Yah I thought that was pretty stupid, but I thought about it and its only semi stupid, in the was that all tax is semi stupid. You don’t have to pay tax on your Bare Minerals, because I’m pretty sure material assets you gain aren’t taxable under a certain value. If your mom gave you a new car, that would be taxed as a capital gain, or whatever its called. The reason why the ball is taxable is because it’s worth several hundred thousand dollars, appraised. Even if he doesn’t plan on selling it, his net worth has now technically increased by the appraisal of the ball’s worth. If you found a million dollars worth of diamonds in your back yard, you would be taxed on their value, so its really the same thing, it’s income even if it’s not cash The stupid part I think is that you shouldnt be taxed until you actually profit by selling, but I really dont know much about it, and it’s always been that way. At least its one of the few rules that allows rich people to be taxed more than they would be, since much of their wealth consists of non liquid assets.
The stupidest thing of all about this though is that it seems like the guy really didnt intend to sell the ball. He actually valued a baseball hit by some jackass more than five hundred thousand dollars. and hes not a rich guy. Meaning, by his logic, if before he caught the ball someone came up to him and said ‘you can have this baseball that someone hit that set a record which is probably itself going to be broken again by someone else in a couple years, or you can have a half million dollars cash’, he would actually say ‘I’ll take the ball.’
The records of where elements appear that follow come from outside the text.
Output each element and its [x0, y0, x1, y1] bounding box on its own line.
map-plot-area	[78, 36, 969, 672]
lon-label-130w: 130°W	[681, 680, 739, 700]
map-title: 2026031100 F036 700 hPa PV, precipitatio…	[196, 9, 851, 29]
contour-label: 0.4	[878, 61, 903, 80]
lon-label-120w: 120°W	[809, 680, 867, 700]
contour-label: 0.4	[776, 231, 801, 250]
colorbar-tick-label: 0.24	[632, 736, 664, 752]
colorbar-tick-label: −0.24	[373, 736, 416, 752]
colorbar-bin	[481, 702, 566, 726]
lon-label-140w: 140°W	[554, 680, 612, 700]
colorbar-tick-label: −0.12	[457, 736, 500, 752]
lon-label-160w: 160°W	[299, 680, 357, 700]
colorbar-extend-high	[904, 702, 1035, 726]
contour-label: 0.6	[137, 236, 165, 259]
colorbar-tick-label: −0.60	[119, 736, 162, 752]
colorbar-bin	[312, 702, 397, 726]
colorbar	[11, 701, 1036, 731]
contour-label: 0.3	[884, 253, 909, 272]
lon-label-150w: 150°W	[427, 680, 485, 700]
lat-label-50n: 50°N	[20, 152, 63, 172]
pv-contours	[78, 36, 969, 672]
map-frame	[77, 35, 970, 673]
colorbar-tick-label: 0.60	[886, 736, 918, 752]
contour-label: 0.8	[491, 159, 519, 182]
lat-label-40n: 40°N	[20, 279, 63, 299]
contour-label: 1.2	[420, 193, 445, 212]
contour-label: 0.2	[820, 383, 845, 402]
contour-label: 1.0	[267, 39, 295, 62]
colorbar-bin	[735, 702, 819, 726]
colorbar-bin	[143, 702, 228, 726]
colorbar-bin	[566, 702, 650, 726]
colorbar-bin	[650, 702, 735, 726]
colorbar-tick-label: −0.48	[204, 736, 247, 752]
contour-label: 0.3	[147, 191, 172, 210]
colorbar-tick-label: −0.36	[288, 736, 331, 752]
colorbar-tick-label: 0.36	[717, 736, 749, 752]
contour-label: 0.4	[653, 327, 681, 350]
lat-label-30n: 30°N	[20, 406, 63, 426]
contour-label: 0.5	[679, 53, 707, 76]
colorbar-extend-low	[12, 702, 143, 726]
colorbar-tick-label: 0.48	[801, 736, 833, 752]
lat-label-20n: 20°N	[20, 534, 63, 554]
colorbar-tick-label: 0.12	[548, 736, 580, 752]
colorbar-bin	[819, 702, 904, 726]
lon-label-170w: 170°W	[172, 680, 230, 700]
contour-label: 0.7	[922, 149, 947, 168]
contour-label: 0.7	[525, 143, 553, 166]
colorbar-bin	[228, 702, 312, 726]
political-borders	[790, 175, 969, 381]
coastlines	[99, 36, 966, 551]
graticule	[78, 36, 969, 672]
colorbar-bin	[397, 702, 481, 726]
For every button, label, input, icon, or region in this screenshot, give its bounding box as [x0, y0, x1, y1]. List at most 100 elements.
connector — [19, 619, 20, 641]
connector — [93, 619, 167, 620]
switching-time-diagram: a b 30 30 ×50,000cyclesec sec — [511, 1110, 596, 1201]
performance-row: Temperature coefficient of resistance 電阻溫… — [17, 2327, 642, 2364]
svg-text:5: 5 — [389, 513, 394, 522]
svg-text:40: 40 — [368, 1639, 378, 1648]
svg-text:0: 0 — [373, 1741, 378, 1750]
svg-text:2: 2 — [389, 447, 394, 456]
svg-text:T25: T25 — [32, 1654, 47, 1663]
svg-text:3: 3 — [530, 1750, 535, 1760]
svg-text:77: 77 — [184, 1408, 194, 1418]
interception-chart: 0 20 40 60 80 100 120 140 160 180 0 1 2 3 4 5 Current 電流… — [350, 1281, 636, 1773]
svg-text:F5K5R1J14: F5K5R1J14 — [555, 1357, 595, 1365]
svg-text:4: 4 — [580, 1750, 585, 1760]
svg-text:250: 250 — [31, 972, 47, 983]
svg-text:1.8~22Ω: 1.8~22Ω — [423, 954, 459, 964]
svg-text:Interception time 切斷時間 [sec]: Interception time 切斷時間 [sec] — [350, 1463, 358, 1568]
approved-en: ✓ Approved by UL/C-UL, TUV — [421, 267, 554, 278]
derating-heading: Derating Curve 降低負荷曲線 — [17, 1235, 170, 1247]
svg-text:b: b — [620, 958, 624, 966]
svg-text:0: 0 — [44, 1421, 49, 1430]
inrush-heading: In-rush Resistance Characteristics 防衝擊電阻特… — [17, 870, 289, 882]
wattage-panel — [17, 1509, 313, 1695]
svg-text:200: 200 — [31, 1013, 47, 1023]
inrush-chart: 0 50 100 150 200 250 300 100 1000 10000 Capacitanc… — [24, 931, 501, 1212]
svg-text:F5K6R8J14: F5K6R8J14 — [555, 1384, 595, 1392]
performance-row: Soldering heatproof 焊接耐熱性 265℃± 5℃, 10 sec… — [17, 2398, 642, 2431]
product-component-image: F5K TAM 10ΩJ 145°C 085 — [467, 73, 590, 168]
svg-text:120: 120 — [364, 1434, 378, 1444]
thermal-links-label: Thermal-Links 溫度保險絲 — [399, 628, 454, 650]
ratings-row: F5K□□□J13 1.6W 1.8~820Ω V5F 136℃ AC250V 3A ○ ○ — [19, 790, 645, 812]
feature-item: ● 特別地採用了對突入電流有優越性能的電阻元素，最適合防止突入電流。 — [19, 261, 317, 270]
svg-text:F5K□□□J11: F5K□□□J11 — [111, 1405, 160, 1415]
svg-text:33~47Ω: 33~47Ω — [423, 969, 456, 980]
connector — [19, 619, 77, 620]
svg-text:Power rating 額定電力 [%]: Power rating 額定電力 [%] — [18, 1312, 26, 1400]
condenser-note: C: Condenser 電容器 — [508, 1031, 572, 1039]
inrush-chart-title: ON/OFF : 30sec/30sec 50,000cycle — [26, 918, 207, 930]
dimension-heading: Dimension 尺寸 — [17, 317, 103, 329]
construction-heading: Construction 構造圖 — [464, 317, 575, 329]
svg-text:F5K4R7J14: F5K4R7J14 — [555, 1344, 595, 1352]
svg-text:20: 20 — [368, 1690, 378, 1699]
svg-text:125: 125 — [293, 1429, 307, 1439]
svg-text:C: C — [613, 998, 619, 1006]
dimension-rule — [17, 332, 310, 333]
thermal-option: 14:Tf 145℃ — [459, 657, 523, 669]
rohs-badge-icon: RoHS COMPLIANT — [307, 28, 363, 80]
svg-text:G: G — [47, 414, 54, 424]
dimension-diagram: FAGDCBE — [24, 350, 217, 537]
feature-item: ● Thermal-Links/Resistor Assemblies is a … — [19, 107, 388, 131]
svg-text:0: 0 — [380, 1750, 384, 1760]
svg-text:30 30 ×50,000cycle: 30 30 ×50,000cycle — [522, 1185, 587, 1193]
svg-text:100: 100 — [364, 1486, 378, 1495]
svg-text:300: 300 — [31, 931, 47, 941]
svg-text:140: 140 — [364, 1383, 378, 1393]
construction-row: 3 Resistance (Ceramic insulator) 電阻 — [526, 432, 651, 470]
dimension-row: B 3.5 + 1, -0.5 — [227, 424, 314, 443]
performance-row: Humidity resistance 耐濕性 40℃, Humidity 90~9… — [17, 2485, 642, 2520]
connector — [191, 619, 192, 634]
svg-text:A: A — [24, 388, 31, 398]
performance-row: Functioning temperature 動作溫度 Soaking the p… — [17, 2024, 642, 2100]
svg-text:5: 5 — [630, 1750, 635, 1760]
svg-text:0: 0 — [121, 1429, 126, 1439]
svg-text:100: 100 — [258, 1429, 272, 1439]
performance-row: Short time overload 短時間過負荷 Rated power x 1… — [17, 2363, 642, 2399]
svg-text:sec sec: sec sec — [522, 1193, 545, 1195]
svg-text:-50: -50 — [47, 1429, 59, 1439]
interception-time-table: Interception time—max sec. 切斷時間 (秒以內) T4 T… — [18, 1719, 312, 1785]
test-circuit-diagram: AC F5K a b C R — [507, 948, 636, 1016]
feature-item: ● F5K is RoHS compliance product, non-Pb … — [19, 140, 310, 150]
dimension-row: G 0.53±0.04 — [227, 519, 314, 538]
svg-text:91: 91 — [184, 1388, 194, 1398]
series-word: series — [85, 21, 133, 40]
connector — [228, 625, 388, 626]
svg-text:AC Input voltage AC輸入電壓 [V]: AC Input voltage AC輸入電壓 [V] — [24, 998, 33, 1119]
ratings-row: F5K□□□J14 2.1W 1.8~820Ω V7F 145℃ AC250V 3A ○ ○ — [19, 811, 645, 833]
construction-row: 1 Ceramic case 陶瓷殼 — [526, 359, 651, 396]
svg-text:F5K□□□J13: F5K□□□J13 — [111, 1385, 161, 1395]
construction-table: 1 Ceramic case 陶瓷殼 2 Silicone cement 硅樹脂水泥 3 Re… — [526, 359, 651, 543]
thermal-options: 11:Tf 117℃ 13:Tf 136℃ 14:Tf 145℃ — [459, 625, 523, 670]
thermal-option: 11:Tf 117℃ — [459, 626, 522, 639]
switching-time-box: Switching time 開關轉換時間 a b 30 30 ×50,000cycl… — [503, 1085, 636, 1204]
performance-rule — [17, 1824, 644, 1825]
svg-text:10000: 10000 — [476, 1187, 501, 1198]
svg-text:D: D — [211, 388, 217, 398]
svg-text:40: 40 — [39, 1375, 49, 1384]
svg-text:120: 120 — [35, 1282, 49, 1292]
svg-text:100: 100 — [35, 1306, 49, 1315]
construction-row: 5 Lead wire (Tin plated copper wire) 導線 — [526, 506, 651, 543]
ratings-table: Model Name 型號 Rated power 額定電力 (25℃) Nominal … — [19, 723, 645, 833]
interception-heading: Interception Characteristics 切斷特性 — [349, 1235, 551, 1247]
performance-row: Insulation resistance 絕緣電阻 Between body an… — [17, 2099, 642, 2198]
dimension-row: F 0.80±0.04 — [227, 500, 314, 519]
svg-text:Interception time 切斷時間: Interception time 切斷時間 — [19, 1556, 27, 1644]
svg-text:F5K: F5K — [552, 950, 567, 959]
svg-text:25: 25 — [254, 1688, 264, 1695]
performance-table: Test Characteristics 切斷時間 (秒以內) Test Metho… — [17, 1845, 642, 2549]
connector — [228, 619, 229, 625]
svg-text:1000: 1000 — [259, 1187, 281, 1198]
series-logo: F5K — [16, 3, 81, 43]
That’s what is strange to me. It is one thing to tax the profits of selling the ball (which I have no problem with) its a whole other story to say “You caught this ball that some people would pay $500,000 so you have to pay taxes on it now when you haven’t made a cent off of it.” I don’t even believe that its true, I think it is bullshit.

What this means is that poor people are not allowed to own any found material goods that rich people might value. I wonder if this kid has really spoken to the IRS or if he is just getting advice from the media and his dad’s gold buddy/CPA.